De lá para cá, notadamente a partir de 1964, instituiu-se o desrespeito aos direitos da pessoa humana, torturas, mortes e desaparecimentos de opositores. Além disto, multiplicaram-se os esquadrões da morte, grupos de extermínio, mãos brancas, justiceiros e por último as organizações paramilitares denominadas milícias.
As milícias não são grupos alheios ao Estado. Assim como nos recentes conflitos internacionais os Estados beligerantes têm utilizado mercenários e forças privadas uniformizadas como se fossem Exército regular, tais grupos atuam a partir de dentro da estrutura do Estado, sem o que já teriam sido enquadrados e cessadas suas atividades. O livro ‘A República das Milícias: Dos esquadrões da morte à era Bolsonaro’ nos dá um panorama de tal realidade; o assassinato da juíza Patrícia Acioli por agentes do Estado, com arma e munição do Estado, porque julgava tais grupos e os condenava, é demonstrativo dela.
A barbárie impera e é comemorada.

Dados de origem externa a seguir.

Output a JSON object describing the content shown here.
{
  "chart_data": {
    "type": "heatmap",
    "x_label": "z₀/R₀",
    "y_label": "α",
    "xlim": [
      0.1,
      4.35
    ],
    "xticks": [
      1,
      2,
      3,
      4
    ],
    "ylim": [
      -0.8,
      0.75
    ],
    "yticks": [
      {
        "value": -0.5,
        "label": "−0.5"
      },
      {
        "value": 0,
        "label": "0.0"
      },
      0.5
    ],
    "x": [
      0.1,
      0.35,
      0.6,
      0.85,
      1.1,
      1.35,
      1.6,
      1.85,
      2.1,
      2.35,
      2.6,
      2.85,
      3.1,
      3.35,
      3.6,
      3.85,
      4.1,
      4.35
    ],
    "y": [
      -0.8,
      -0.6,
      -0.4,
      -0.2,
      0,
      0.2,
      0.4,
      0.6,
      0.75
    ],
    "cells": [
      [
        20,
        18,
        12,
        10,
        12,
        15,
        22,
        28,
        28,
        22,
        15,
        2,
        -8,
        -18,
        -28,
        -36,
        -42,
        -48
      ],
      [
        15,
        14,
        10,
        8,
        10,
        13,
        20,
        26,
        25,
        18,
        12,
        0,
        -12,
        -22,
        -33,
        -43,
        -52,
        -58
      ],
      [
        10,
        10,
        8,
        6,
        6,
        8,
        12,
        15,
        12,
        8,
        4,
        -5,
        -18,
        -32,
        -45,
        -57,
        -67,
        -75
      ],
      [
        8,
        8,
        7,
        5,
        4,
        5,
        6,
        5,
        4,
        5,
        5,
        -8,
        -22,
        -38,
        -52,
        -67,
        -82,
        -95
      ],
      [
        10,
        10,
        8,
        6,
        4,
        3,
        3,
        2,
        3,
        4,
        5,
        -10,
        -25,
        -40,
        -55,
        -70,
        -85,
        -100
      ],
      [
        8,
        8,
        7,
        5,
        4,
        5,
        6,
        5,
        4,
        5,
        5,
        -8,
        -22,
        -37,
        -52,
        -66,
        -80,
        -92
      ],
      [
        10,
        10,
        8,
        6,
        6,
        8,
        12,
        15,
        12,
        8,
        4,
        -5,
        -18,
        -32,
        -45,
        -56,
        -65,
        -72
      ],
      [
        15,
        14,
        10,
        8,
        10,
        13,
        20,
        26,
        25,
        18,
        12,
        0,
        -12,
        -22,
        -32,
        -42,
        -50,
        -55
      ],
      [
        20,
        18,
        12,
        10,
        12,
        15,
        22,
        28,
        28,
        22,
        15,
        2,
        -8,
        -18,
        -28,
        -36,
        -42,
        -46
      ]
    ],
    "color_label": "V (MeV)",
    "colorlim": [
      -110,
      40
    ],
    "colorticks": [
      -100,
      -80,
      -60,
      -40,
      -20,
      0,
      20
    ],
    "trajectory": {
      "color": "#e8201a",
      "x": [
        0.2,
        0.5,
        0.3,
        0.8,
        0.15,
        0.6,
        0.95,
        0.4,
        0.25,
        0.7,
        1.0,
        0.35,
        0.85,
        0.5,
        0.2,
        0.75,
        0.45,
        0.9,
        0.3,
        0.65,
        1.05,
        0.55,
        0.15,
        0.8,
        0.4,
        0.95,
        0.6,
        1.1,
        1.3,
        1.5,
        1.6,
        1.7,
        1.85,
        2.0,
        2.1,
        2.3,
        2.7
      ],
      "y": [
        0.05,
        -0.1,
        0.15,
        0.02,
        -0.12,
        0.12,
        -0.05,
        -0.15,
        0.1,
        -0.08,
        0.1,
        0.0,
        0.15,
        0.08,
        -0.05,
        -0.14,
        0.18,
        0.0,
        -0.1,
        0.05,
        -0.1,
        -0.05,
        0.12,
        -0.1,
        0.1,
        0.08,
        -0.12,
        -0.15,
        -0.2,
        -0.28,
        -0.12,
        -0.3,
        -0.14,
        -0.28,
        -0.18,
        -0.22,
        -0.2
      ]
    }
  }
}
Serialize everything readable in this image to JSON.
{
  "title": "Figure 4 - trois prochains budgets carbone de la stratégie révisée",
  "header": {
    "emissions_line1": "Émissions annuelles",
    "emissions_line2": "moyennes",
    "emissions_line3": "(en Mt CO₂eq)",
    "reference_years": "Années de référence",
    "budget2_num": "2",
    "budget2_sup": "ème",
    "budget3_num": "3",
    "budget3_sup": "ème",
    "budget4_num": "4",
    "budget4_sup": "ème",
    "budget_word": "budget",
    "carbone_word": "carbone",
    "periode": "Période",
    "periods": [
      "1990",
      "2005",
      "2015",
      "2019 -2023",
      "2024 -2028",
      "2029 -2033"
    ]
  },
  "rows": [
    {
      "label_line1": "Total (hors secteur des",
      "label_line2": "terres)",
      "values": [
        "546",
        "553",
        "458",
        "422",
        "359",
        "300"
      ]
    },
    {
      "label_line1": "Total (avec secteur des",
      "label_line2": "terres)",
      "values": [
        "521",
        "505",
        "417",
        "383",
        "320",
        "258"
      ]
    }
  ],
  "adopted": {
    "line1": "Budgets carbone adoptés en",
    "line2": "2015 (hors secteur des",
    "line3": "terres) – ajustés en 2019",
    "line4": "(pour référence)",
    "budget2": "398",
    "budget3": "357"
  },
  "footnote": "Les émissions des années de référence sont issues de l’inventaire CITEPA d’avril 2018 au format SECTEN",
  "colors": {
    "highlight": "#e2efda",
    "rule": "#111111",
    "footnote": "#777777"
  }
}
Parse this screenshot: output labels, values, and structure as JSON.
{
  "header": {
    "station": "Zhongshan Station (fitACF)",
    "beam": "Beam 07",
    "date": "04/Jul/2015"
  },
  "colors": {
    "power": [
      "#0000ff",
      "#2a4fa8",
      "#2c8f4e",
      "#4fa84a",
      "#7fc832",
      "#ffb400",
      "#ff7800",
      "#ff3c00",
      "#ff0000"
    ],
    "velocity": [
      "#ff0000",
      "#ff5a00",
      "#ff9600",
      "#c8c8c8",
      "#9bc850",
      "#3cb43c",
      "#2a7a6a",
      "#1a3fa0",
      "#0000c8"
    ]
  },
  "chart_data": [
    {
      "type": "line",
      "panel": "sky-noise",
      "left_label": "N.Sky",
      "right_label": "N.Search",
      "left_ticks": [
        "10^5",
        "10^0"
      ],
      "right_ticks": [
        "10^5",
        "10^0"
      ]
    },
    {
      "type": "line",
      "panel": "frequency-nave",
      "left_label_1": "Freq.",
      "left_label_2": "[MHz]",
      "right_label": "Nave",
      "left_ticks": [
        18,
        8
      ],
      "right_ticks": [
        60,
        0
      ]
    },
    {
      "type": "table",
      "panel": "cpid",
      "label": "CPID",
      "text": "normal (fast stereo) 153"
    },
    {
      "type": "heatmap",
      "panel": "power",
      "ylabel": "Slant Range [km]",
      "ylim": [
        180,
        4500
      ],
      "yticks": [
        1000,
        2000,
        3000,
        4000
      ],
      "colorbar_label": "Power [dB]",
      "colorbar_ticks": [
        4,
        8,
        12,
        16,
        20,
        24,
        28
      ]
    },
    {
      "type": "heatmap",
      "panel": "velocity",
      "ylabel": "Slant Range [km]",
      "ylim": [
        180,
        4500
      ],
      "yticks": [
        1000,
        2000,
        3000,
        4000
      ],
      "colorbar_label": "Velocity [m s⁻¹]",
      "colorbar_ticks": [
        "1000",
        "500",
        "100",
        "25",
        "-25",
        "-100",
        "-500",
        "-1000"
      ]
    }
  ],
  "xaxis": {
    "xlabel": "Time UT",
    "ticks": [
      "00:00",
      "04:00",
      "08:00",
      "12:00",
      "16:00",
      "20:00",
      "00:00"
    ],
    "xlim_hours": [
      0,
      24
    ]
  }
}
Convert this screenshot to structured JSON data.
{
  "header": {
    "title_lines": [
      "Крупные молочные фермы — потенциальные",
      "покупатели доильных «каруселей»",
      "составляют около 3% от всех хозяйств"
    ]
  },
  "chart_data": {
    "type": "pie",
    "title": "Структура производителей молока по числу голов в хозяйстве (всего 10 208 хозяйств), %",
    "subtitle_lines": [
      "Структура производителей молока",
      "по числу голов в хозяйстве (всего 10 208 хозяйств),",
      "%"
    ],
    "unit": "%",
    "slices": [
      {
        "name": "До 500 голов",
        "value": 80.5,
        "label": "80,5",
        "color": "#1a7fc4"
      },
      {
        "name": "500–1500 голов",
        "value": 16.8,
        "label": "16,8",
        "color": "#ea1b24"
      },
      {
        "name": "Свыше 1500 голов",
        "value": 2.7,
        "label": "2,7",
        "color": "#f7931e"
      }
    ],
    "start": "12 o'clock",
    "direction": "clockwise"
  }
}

Depois de amanhã, dia 14, completarão quatro anos do assassinato da vereadora Marielle Franco, sem que se tenha esclarecido quem a mandou matar. Talvez jamais saberemos. A execução da jovem vereadora ocorreu no 27º dia da intervenção federal na área de Segurança do Rio de Janeiro que teve como interventor o atual ministro Braga Neto. Se o assassinato de Marielle tivesse sido considerado uma afronta à intervenção o crime teria sido integralmente esclarecido. Mas ao contrário, se tornou símbolo de deboche com quebra de placa na qual constava o nome da vítima. Os autores da barbárie emolduraram a placa e a ostentam até a presente data.
O ano de 2018 foi um ano emblemático da História do Brasil. Foi o ano no qual se consolidou um golpe contra as instituições democráticas e contra o Estado de Direito. A mídia e instituições custaram a compreender o que se tramou e se executou. Somente quando ameaçadas as instituições se desvincularam do projeto em andamento. O cerco ao prédio do STF, as manifestações em frente a quarteis e os ataques à magistratura demonstraram do que são capazes os que não têm apreço pelos valores civilizatórios consagrados na Constituição de 1988.
Não se pode afastar a hipótese de que o atentado à Marielle compusesse um projeto político, tal como foram as bombas que explodiam pelo Rio de Janeiro nos estertores da ditadura empresarial-militar, até o dia no qual uma delas explodiu no colo dos terroristas oficiais no Riocentro em 30 de abril de 1981.
No último dia 8, Dia Internacional da Mulher, que evoca data de luta das mulheres operárias por redução da jornada de trabalho e outros direitos, dentre os quais o direito de voto, a foto do pedaço de placa emoldurada, segurada pelos dois deputados que a quebraram, foi novamente postada nas redes sociais. Trata-se de um gesto desumano que tripudia sobre a dor da família que até hoje, decorridos quatro anos, não tem resposta sobre o motivo ensejador de tal assassinato. A indiferença à dor alheia expressa o declínio das sociedades rumo à barbárie. Mas ainda é possível reverter.
João Batista Damasceno - Doutor em Ciência Política (UFF), professor adjunto da UERJ e desembargador do TJ/RJ membro do colegiado de coordenação regional da Associação Juízes para a Democracia/AJD-RIO.